Patients with PCS show a muted or absent cortisol response to the CRH stimulation after dexamethasone suppression, confirming the non-tumor-related nature of their hypercortisolism. Furthermore, some studies suggest that a midnight-to-morning cortisol ratio above 0.67 is highly suggestive of true CS. The underlying pathology in CS involves an adenoma or hyperplasia, whereas PCS is driven by a functional overdrive linked to hypothalamic-level dysregulation.

Primary Triggers and Causes

The “pseudo” state is caused by common conditions that place a chronic burden on the body’s stress system. Chronic alcohol abuse is a frequent cause of PCS, often leading to a temporary elevation in plasma cortisol. This alcohol-induced hypercortisolism results from the substance’s disruptive effect on the central nervous system, which drives the HPA axis.
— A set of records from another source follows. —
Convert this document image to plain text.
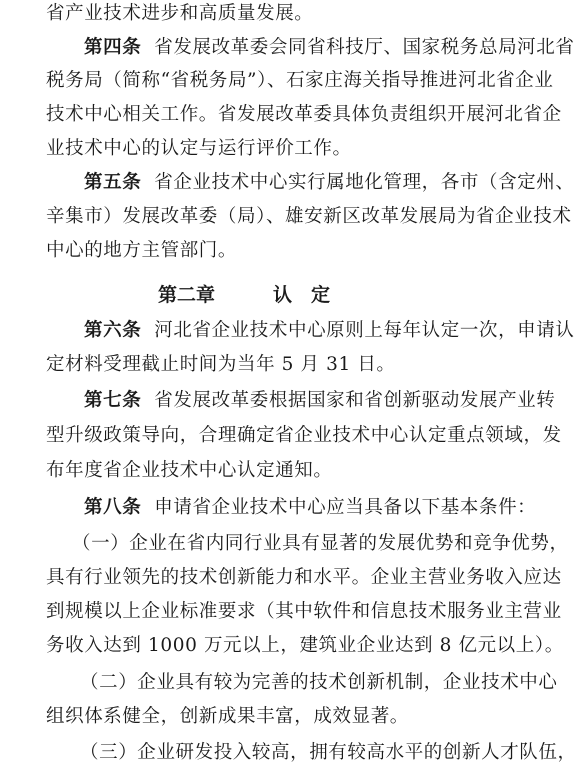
省产业技术进步和高质量发展。
第四条 省发展改革委会同省科技厅、国家税务总局河北省
税务局（简称“省税务局”）、石家庄海关指导推进河北省企业
技术中心相关工作。省发展改革委具体负责组织开展河北省企
业技术中心的认定与运行评价工作。
第五条 省企业技术中心实行属地化管理，各市（含定州、
辛集市）发展改革委（局）、雄安新区改革发展局为省企业技术
中心的地方主管部门。
第二章	认　定
第六条 河北省企业技术中心原则上每年认定一次，申请认
定材料受理截止时间为当年 5 月 31 日。
第七条 省发展改革委根据国家和省创新驱动发展产业转
型升级政策导向，合理确定省企业技术中心认定重点领域，发
布年度省企业技术中心认定通知。
第八条 申请省企业技术中心应当具备以下基本条件：
（一）企业在省内同行业具有显著的发展优势和竞争优势，
具有行业领先的技术创新能力和水平。企业主营业务收入应达
到规模以上企业标准要求（其中软件和信息技术服务业主营业
务收入达到 1000 万元以上，建筑业企业达到 8 亿元以上）。
（二）企业具有较为完善的技术创新机制，企业技术中心
组织体系健全，创新成果丰富，成效显著。
（三）企业研发投入较高，拥有较高水平的创新人才队伍，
Severe major depressive disorder, or other chronic neuropsychiatric conditions, cause sustained activation of the HPA axis through increased release of corticotropin-releasing hormone (CRH) from the hypothalamus. This constant neuroendocrine stress signal leads to a persistent state of functional hypercortisolism. The biochemical changes observed in these patients, including poor DST suppression, can be virtually indistinguishable from those seen in true Cushing’s disease.

Obesity, particularly the morbid and insulin-resistant type, commonly contributes to PCS. Visceral fat tissue is metabolically active and generates inflammatory signals that activate the HPA axis, altering the peripheral metabolism of cortisol. The enzyme 11β-hydroxysteroid dehydrogenase type 1, which regenerates active cortisol from inactive cortisone, shows increased activity in the adipose tissue, locally boosting glucocorticoid effects.

Other chronic metabolic and inflammatory states, such as poorly controlled Type 2 diabetes and obstructive sleep apnea, can similarly provide the persistent stress required to maintain PCS. The resulting hypercortisolemia is a physiological, albeit excessive, response to an ongoing systemic health issue or psychological distress. This functional activation is typically mediated by an upstream increase in CRH and arginine vasopressin secretion.

Resolution and Management

Because Pseudo-Cushing’s Syndrome is secondary to an underlying condition, the management strategy focuses on treating or removing the primary trigger. This contrasts sharply with the typical surgical or targeted pharmacological interventions required for true Cushing’s Syndrome. For patients whose PCS is linked to chronic alcohol use, complete abstinence from alcohol is the recommended course of action.

In cases related to severe depression, the initiation of appropriate psychiatric treatment, often involving antidepressant medication and psychotherapy, is necessary to calm the overactive HPA axis. For hypercortisolism driven by metabolic factors, such as obesity and uncontrolled diabetes, the therapeutic focus shifts to weight loss and rigorous glycemic control. Successful management of these underlying conditions typically leads to a progressive normalization of cortisol levels.

The positive prognosis of PCS is directly tied to the reversibility of the initial cause. Cortisol levels are usually reassessed three to six months after the treatment of the underlying disorder has begun. This period allows the HPA axis time to reset and restore its normal regulatory function. By addressing the root cause, patients with functional hypercortisolism can avoid unnecessary investigations or invasive treatments intended for neoplastic disease.